Une fois de plus cette semaine, le Professeur Raoult dit ce qu'il pense des politiques, journalistes, et du microcosme parisien.
Perso, je suis 100% d'accord avec lui.Je vous en mets pour 6 mns... je vous conseille d'écouter, ouvrez bien vos oreilles, ça vaut le détour😂 pic.twitter.com/xTXnxSdaAq
— Franck Montana (@FranckMont94683) June 14, 2026
Cette incompétence et le chaos qui en résulte, que Raoult dénonce, sont en réalité le fait d’une volonté politique. Des ânes (Bergé, Lecornu, Khomri) endossent des décisions établies par des hiérarques, qui restent planqués dans l’ombre, histoire d’éviter d’endosser la colère populaire et d’essuyer d’éventuelles émeutes, la seule, l’unique terreur du pouvoir. C’est pourquoi en Macronie les manifestations sont aussi contrôlées, encadrées, militarisées, et parfois manipulées et déstabilisées. La manif est une possibilité d’émeute.

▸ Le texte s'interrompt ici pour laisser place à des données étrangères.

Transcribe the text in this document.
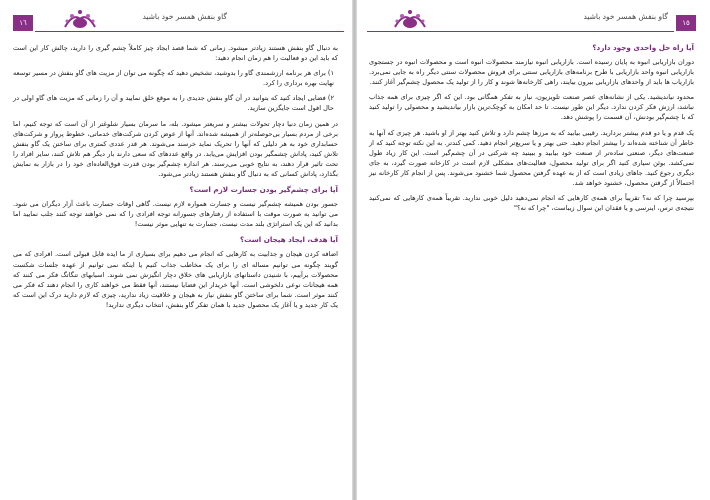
١٦
گاو بنفش همسر خود باشید

به دنبال گاو بنفش هستند زیادتر میشود. زمانی که شما قصد ایجاد چیز کاملاً چشم گیری را دارید، چالش کار این است که باید این دو فعالیت را هم زمان انجام دهید:

۱) برای هر برنامه ارزشمندی گاو را بدوشید، تشخیص دهید که چگونه می توان از مزیت های گاو بنفش در مسیر توسعه نهایت بهره برداری را کرد.
۲) فضایی ایجاد کنید که بتوانید در آن گاو بنفش جدیدی را به موقع خلق نمایید و آن را زمانی که مزیت های گاو اولی در حال افول است جایگزین سازید.

در همین زمان دنیا دچار تحولات بیشتر و سریعتر میشود. بله، ما سرمان بسیار شلوغتر از آن است که توجه کنیم، اما برخی از مردم بسیار بی‌حوصله‌تر از همیشه شده‌اند. آنها از عوض کردن شرکت‌های خدماتی، خطوط پرواز و شرکت‌های حسابداری خود به هر دلیلی که آنها را تحریک نماید خرسند می‌شوند. هر قدر عددی کمتری برای ساختن یک گاو بنفش تلاش کنید، پاداش چشمگیر بودن افزایش می‌یابد. در واقع عددهای که سعی دارند بار دیگر هم تلاش کنند، سایر افراد را تحت تاثیر قرار دهند، به نتایج خوبی می‌رسند. هر اندازه چشم‌گیر بودن قدرت فوق‌العاده‌ای خود را در بازار به نمایش بگذارد، پاداش کسانی که به دنبال گاو بنفش هستند زیادتر می‌شود.

آیا برای چشم‌گیر بودن جسارت لازم است؟

جسور بودن همیشه چشم‌گیر نیست و جسارت همواره لازم نیست. گاهی اوقات جسارت باعث آزار دیگران می شود. می توانید به صورت موقت با استفاده از رفتارهای جسورانه توجه افرادی را که نمی خواهند توجه کنند جلب نمایید اما بدانید که این یک استراتژی بلند مدت نیست، جسارت به تنهایی موثر نیست!

آیا هدف، ایجاد هیجان است؟

اضافه کردن هیجان و جذابیت به کارهایی که انجام می دهیم برای بسیاری از ما ایده قابل قبولی است. افرادی که می گویند چگونه می توانیم مساله ای را برای یک مخاطب جذاب کنیم یا اینکه نمی توانیم از عهده جلسات شکست محصولات برآییم، با شنیدن داستانهای بازاریابی های خلاق دچار انگیزش نمی شوند. اسبابهای تنگاتگ فکر می کنند که همه هیجانات نوعی دلخوشی است. آنها خریدار این فضایا نیستند، آنها فقط می خواهند کاری را انجام دهند که فکر می کنند موثر است. شما برای ساختن گاو بنفش نیاز به هیجان و خلاقیت زیاد ندارید، چیزی که لازم دارید درک این است که یک کار جدید و یا آغاز یک محصول جدید با همان تفکر گاو بنفش، انتخاب دیگری ندارید!

١٥
گاو بنفش همسر خود باشید
آیا راه حل واحدی وجود دارد؟

دوران بازاریابی انبوه به پایان رسیده است. بازاریابی انبوه نیازمند محصولات انبوه است و محصولات انبوه در جستجوی بازاریابی انبوه واحد بازاریابی با طرح برنامه‌های بازاریابی سنتی برای فروش محصولات سنتی دیگر راه به جایی نمی‌برد. بازاریاب ها باید از واحدهای بازاریابی بیرون بیایند، راهی کارخانه‌ها شوند و کار را از تولید یک محصول چشم‌گیر آغاز کنند.

محدود نیاندیشید. یکی از نشانه‌های عصر صنعت تلویزیون، نیاز به تفکر همگانی بود. این که اگر چیزی برای همه جذاب نباشد، ارزش فکر کردن ندارد. دیگر این طور نیست. تا حد امکان به کوچک‌ترین بازار بیاندیشید و محصولی را تولید کنید که با چشم‌گیر بودنش، آن قسمت را پوشش دهد.

یک قدم و یا دو قدم بیشتر بردارید. رقیبی بیابید که به مرزها چشم دارد و تلاش کنید بهتر از او باشید. هر چیزی که آنها به خاطر آن شناخته شده‌اند را بیشتر انجام دهید. حتی بهتر و یا سریع‌تر انجام دهید. کمی کندتر. به این نکته توجه کنید که از صنعت‌های دیگر، صنعتی ساده‌تر از صنعت خود بیابید و ببینید چه شرکتی در آن چشم‌گیر است. این کار زیاد طول نمی‌کشد. بوئن سیاری کنید اگر برای تولید محصول، فعالیت‌های مشکلی لازم است در کارخانه صورت گیرد، به جای دیگری رجوع کنید. جاهای زیادی است که از به عهده گرفتن محصول شما خشنود می‌شوند. پس از انجام کار کارخانه نیز احتمالاً از گرفتن محصول، خشنود خواهد شد.

بپرسید چرا که نه؟ تقریباً برای همه‌ی کارهایی که انجام نمی‌دهید دلیل خوبی ندارید. تقریباً همه‌ی کارهایی که نمی‌کنید نتیجه‌ی ترس، اینرسی و یا فقدان این سوال زیباست، "چرا که نه؟"
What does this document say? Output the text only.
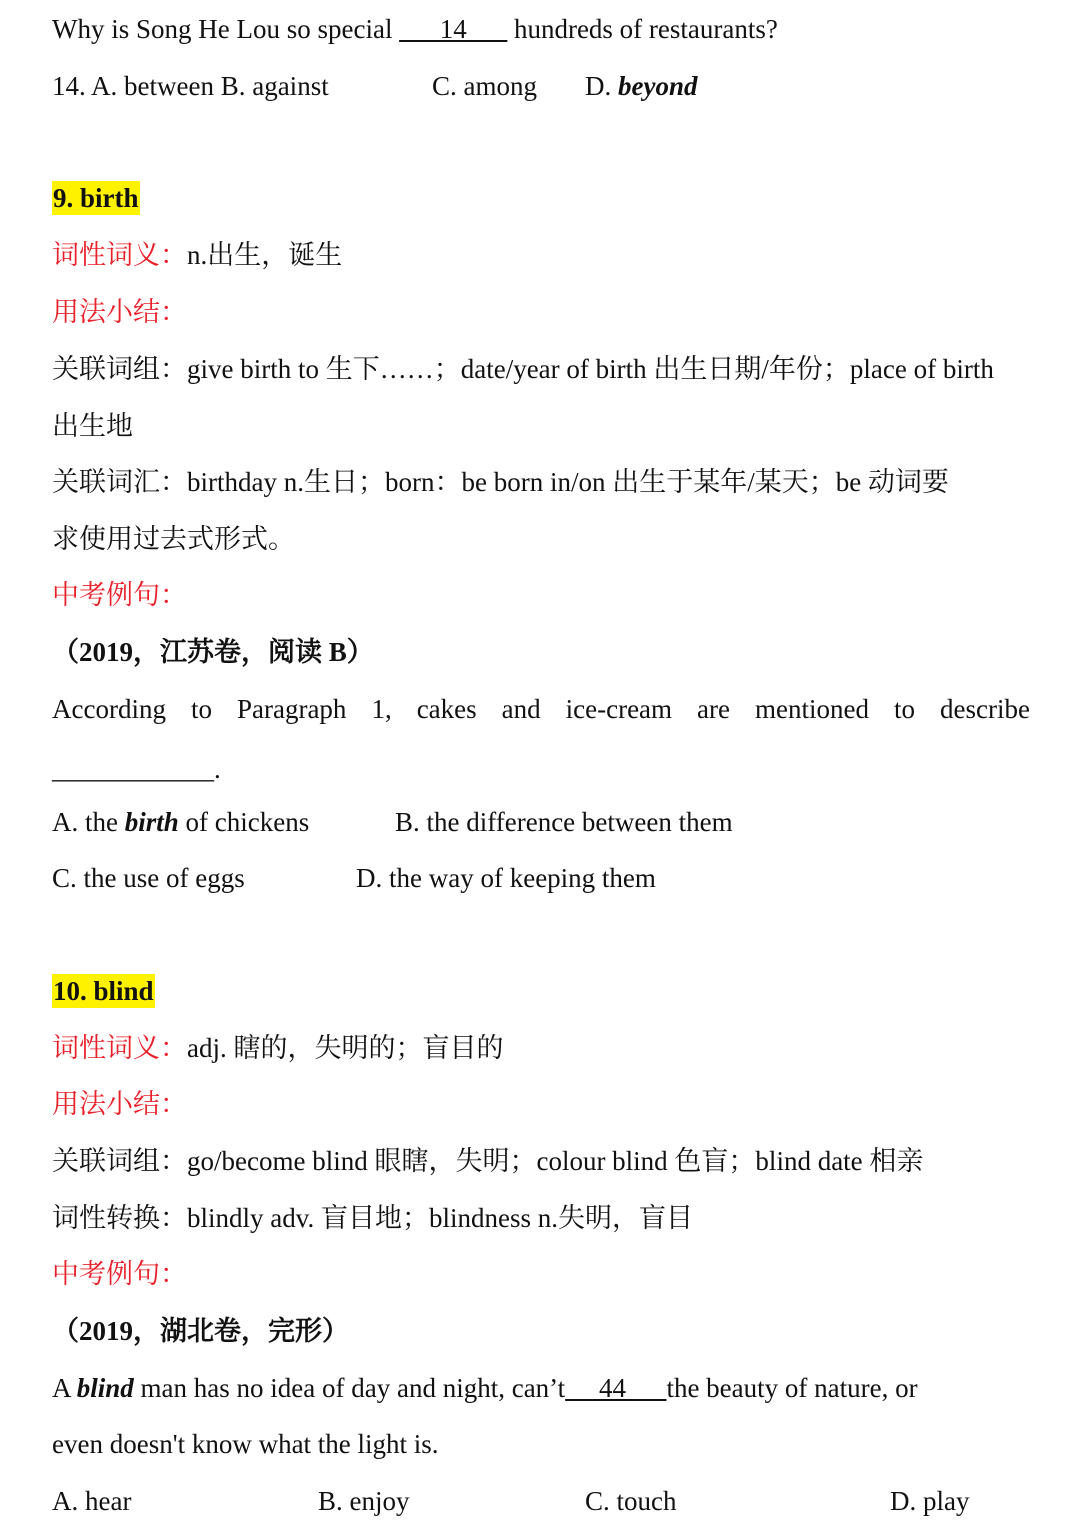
Why is Song He Lou so special ___14___ hundreds of restaurants?
14. A. between B. against	C. among D. beyond
9. birth
词性词义：n.出生，诞生
用法小结：
关联词组：give birth to 生下……；date/year of birth 出生日期/年份；place of birth
出生地
关联词汇：birthday n.生日；born：be born in/on 出生于某年/某天；be 动词要
求使用过去式形式。
中考例句：
（2019，江苏卷，阅读 B）
According to Paragraph 1, cakes and ice-cream are mentioned to describe
____________.
A. the birth of chickens	B. the difference between them
C. the use of eggs	D. the way of keeping them
10. blind
词性词义：adj. 瞎的，失明的；盲目的
用法小结：
关联词组：go/become blind 眼瞎，失明；colour blind 色盲；blind date 相亲
词性转换：blindly adv. 盲目地；blindness n.失明，盲目
中考例句：
（2019，湖北卷，完形）
A blind man has no idea of day and night, can’t     44      the beauty of nature, or
even doesn't know what the light is.
A. hear	B. enjoy	C. touch	D. play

L’autre nom du chaos, c’est tout simplement l’américanisation de la société française, qui a commencé dans les années 60, parallèlement à l’effondrement de la pratique catholique et au réveil féministe. On peut appeler ça une perestroïka française. Et comme après tout dégel, après l’euphorie du changement et de l’illusion, des choses pas très ragoûtantes (voir The Thing) apparaissent.
Alors que la France était en pointe dans bien des domaines dans les années 60, le choc de Mai 68 et l’américanisation de la société ont tout bouleversé : contre une liberté de comportement, notamment dans le domaine sexuel, les Français ont payé très cher ce qu’on n’appelait pas encore le progressisme. Ce qui règne aujourd’hui, et Macron, coaché par Brigitte, en est l’incarnation terminale, c’est la prédation à l’état pur. La démocratie, cette frêle protection, a volé en éclats devant la prédation, qui est le résumé de la période sombre dans laquelle nous sommes plongés.
La prédation c’est la destruction du faible par le fort, et ce, dans tous les domaines. Le barrage social a cédé, la société s’est ensauvagée. Les affaires de pédocriminalité explosent, partout on ne parle que viol et prostitution, ce qui est dans le nouvel ordre des choses. Si on n’a rien à vendre, on vend son corps, quand on ne nous le vole ou le viole pas. L’injonction vaccinale était un viol massif de la population, et Raoult l’avait très bien compris. Il a une dent contre les médias collabos, et s’en prend à Morillot, qui n’est pas le pire dans le genre. Il aurait fallu dire à l’infectiologue qu’il y avait deux sortes de médias : les collabos, et les résistants. Comme dans la médecine.